An obese grandfather could heighten the risk of unhealthy weight gain in both his children and grandchildren in a disturbing insight into the long-lasting affects of poor nutrition and lifestyle.

Researchers from the University of Adelaide’s Robinson Institute have found that molecular signals in sperm of obese fathers can lead to obesity and diabetes-like symptoms in two generations of offspring, even if the offspring eat a healthy diet.

The researchers examined two groups of mice, one fed a high fat diet for ten weeks and the other kept on a control diet. Both groups were mated with mice on a control diet.

Researchers found the offspring of the mice whose fathers were on the high fat diet were 21 per cent more likely to become obese.

Lead researcher Dr Tod Fullston said the father’s diet changed the molecular makeup of their sperm, which in turn may have programmed the embryo for obesity or metabolic disease later in life.

“For female offspring, there is [also] an increased risk of becoming overweight or obese. What we’ve also found is that there is an increased chance of both male and female offspring [of an obese father] developing metabolic diseases similar to type 2 diabetes.

“This is the first report of both male and female offspring inheriting a metabolic disease due to their father’s obesity.

“It’s been known for some time that the health of a mother before, during and after pregnancy can impact on her child’s health, but the father’s health during this period is often overlooked.

“If our laboratory studies are translatable to humans, this could be a new and as yet unexplored intervention window into the epidemic of childhood obesity.”

The research was published in the FASEB journal.

University of Adelaide researchers have also found that men who get up more than once a night to pee could be suffering from a range of health conditions.

Professor Gary Wittert, Director of the Freemasons Foundation for Men’s Health, said the need to urinate at night is a problem with urine storage, and this disrupts sleep.
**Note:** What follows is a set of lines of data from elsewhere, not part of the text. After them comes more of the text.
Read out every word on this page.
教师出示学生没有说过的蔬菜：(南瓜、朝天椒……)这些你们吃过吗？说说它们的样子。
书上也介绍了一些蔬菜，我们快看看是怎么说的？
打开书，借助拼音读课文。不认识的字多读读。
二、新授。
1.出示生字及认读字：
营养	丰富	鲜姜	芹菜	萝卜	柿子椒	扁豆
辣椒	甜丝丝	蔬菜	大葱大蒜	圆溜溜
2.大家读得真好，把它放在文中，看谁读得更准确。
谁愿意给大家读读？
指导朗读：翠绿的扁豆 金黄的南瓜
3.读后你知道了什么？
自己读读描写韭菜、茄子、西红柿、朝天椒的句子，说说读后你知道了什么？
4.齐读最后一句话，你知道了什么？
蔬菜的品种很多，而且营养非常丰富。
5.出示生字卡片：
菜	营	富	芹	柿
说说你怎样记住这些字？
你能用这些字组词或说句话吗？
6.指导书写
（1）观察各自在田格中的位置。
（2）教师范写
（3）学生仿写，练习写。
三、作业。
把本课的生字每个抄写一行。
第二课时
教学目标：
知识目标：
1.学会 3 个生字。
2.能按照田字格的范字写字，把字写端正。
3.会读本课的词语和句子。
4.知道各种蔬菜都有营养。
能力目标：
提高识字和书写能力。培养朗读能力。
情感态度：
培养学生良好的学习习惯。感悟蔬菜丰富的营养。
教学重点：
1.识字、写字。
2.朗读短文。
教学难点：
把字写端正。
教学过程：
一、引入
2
He said it is an indication of, and can also exacerbate, other health conditions.

“Nocturia, combined with the sensation of not being able to hold on (urgency), or frequent urination, suggest the presence of overactive bladder syndrome,” Professor Wittert said. “We are now beginning to understand the broader relevance of this in relation to other health problems.”
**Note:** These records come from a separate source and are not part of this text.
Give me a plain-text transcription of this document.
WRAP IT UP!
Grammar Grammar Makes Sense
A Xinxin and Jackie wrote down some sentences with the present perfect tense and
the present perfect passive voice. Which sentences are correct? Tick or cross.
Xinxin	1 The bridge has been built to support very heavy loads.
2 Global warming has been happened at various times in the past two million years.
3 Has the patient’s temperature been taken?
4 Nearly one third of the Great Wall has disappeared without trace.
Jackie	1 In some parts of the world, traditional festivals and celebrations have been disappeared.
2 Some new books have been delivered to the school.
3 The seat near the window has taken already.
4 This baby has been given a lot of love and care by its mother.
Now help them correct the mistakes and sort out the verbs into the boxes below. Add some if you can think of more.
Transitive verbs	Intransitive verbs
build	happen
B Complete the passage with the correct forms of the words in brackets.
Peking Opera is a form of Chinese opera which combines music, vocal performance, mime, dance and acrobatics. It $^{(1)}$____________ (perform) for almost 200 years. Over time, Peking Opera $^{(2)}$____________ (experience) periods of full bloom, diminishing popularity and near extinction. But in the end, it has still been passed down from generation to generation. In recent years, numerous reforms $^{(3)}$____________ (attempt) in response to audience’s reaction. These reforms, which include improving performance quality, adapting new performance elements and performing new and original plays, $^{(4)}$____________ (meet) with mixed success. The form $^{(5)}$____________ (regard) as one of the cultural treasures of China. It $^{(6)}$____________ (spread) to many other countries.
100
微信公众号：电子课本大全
One on five Australian men aged 40 years or older, and a third of men aged 70 years and older, have overactive bladder syndrome.

Researchers examined lifestyle, metabolic and physical factors associated with the progression or improvement of lower urinary tract symptoms.
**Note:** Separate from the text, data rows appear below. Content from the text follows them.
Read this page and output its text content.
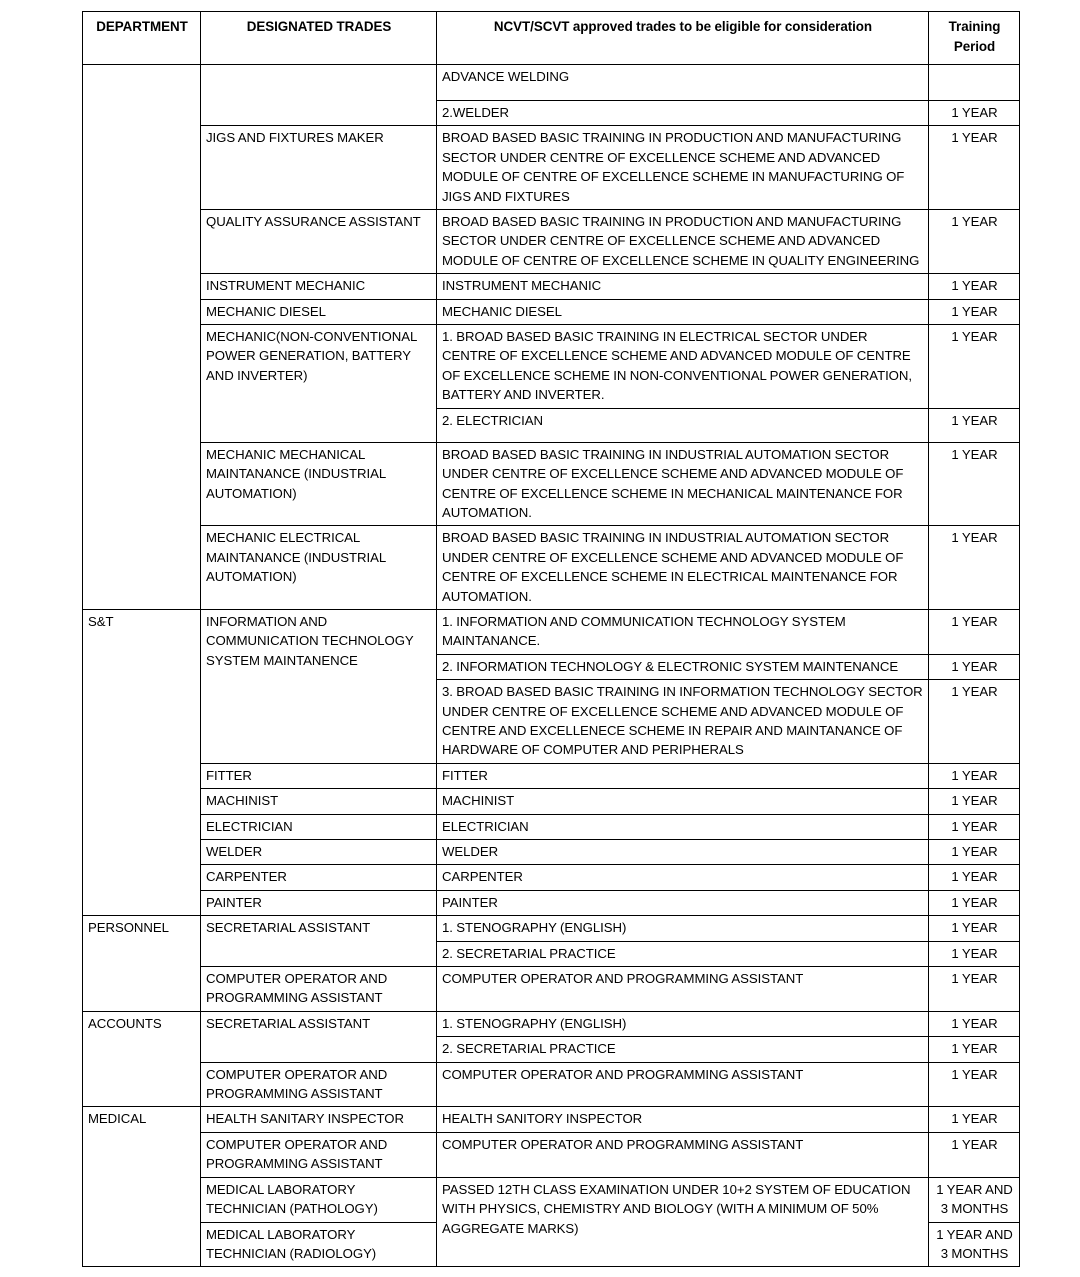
DEPARTMENT	DESIGNATED TRADES	NCVT/SCVT approved trades to be eligible for consideration	Training
Period
		ADVANCE WELDING	
		2.WELDER	1 YEAR
	JIGS AND FIXTURES MAKER	BROAD BASED BASIC TRAINING IN PRODUCTION AND MANUFACTURING SECTOR UNDER CENTRE OF EXCELLENCE SCHEME AND ADVANCED MODULE OF CENTRE OF EXCELLENCE SCHEME IN MANUFACTURING OF JIGS AND FIXTURES	1 YEAR
	QUALITY ASSURANCE ASSISTANT	BROAD BASED BASIC TRAINING IN PRODUCTION AND MANUFACTURING SECTOR UNDER CENTRE OF EXCELLENCE SCHEME AND ADVANCED MODULE OF CENTRE OF EXCELLENCE SCHEME IN QUALITY ENGINEERING	1 YEAR
	INSTRUMENT MECHANIC	INSTRUMENT MECHANIC	1 YEAR
	MECHANIC DIESEL	MECHANIC DIESEL	1 YEAR
	MECHANIC(NON-CONVENTIONAL POWER GENERATION, BATTERY AND INVERTER)	1. BROAD BASED BASIC TRAINING IN ELECTRICAL SECTOR UNDER CENTRE OF EXCELLENCE SCHEME AND ADVANCED MODULE OF CENTRE OF EXCELLENCE SCHEME IN NON-CONVENTIONAL POWER GENERATION, BATTERY AND INVERTER.	1 YEAR
		2. ELECTRICIAN	1 YEAR
	MECHANIC MECHANICAL MAINTANANCE (INDUSTRIAL AUTOMATION)	BROAD BASED BASIC TRAINING IN INDUSTRIAL AUTOMATION SECTOR UNDER CENTRE OF EXCELLENCE SCHEME AND ADVANCED MODULE OF CENTRE OF EXCELLENCE SCHEME IN MECHANICAL MAINTENANCE FOR AUTOMATION.	1 YEAR
	MECHANIC ELECTRICAL MAINTANANCE (INDUSTRIAL AUTOMATION)	BROAD BASED BASIC TRAINING IN INDUSTRIAL AUTOMATION SECTOR UNDER CENTRE OF EXCELLENCE SCHEME AND ADVANCED MODULE OF CENTRE OF EXCELLENCE SCHEME IN ELECTRICAL MAINTENANCE FOR AUTOMATION.	1 YEAR
S&T	INFORMATION AND COMMUNICATION TECHNOLOGY SYSTEM MAINTANENCE	1. INFORMATION AND COMMUNICATION TECHNOLOGY SYSTEM MAINTANANCE.	1 YEAR
		2. INFORMATION TECHNOLOGY & ELECTRONIC SYSTEM MAINTENANCE	1 YEAR
		3. BROAD BASED BASIC TRAINING IN INFORMATION TECHNOLOGY SECTOR UNDER CENTRE OF EXCELLENCE SCHEME AND ADVANCED MODULE OF CENTRE AND EXCELLENECE SCHEME IN REPAIR AND MAINTANANCE OF HARDWARE OF COMPUTER AND PERIPHERALS	1 YEAR
	FITTER	FITTER	1 YEAR
	MACHINIST	MACHINIST	1 YEAR
	ELECTRICIAN	ELECTRICIAN	1 YEAR
	WELDER	WELDER	1 YEAR
	CARPENTER	CARPENTER	1 YEAR
	PAINTER	PAINTER	1 YEAR
PERSONNEL	SECRETARIAL ASSISTANT	1. STENOGRAPHY (ENGLISH)	1 YEAR
		2. SECRETARIAL PRACTICE	1 YEAR
	COMPUTER OPERATOR AND PROGRAMMING ASSISTANT	COMPUTER OPERATOR AND PROGRAMMING ASSISTANT	1 YEAR
ACCOUNTS	SECRETARIAL ASSISTANT	1. STENOGRAPHY (ENGLISH)	1 YEAR
		2. SECRETARIAL PRACTICE	1 YEAR
	COMPUTER OPERATOR AND PROGRAMMING ASSISTANT	COMPUTER OPERATOR AND PROGRAMMING ASSISTANT	1 YEAR
MEDICAL	HEALTH SANITARY INSPECTOR	HEALTH SANITORY INSPECTOR	1 YEAR
	COMPUTER OPERATOR AND PROGRAMMING ASSISTANT	COMPUTER OPERATOR AND PROGRAMMING ASSISTANT	1 YEAR
	MEDICAL LABORATORY TECHNICIAN (PATHOLOGY)	PASSED 12TH CLASS EXAMINATION UNDER 10+2 SYSTEM OF EDUCATION WITH PHYSICS, CHEMISTRY AND BIOLOGY (WITH A MINIMUM OF 50% AGGREGATE MARKS)	1 YEAR AND 3 MONTHS
	MEDICAL LABORATORY TECHNICIAN (RADIOLOGY)		1 YEAR AND 3 MONTHS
Researchers found that men with a higher level of physical activity were found to reduce or eradicate lower urinary tract symptoms more quickly than men who were less active.

Men who were widowed, had higher plasma estradiol and had depression were more likely to suffer an increase in the severity of their condition, but the symptoms reduced dramatically when these issues were addressed.

Lead researcher Dr Sean Marin said the presence of lower urinary tract symptoms, although commonly thought to relate to the prostate, may have more to do with factors outside the bladder and prostate.

“These urinary problems are associated with other conditions, such as sleep apnoea, depression or anxiety and obesity, and many of these problems are treatable or modifiable,” Dr Martin said.

“As we’ve seen in our study, men can overcome their urinary problems if the underlying issues are correctly managed.”

Professor Wittert said nocturia and overactive bladder syndrome are also risk factors for type 2 diabetes and cardiovascular disease.

“Often when a man presents to his GP about urinary problems, the first assumption is that it’s all because of the prostate. However, our message is: men who are suffering from any of these water-works problems are also likely to be suffering from a range of other health problems that should be looked for and managed.

“In this way, men have a greater chance of reversing their bladder problems and potentially preventing more serious disease.”

The research was published in The Journal of Urology.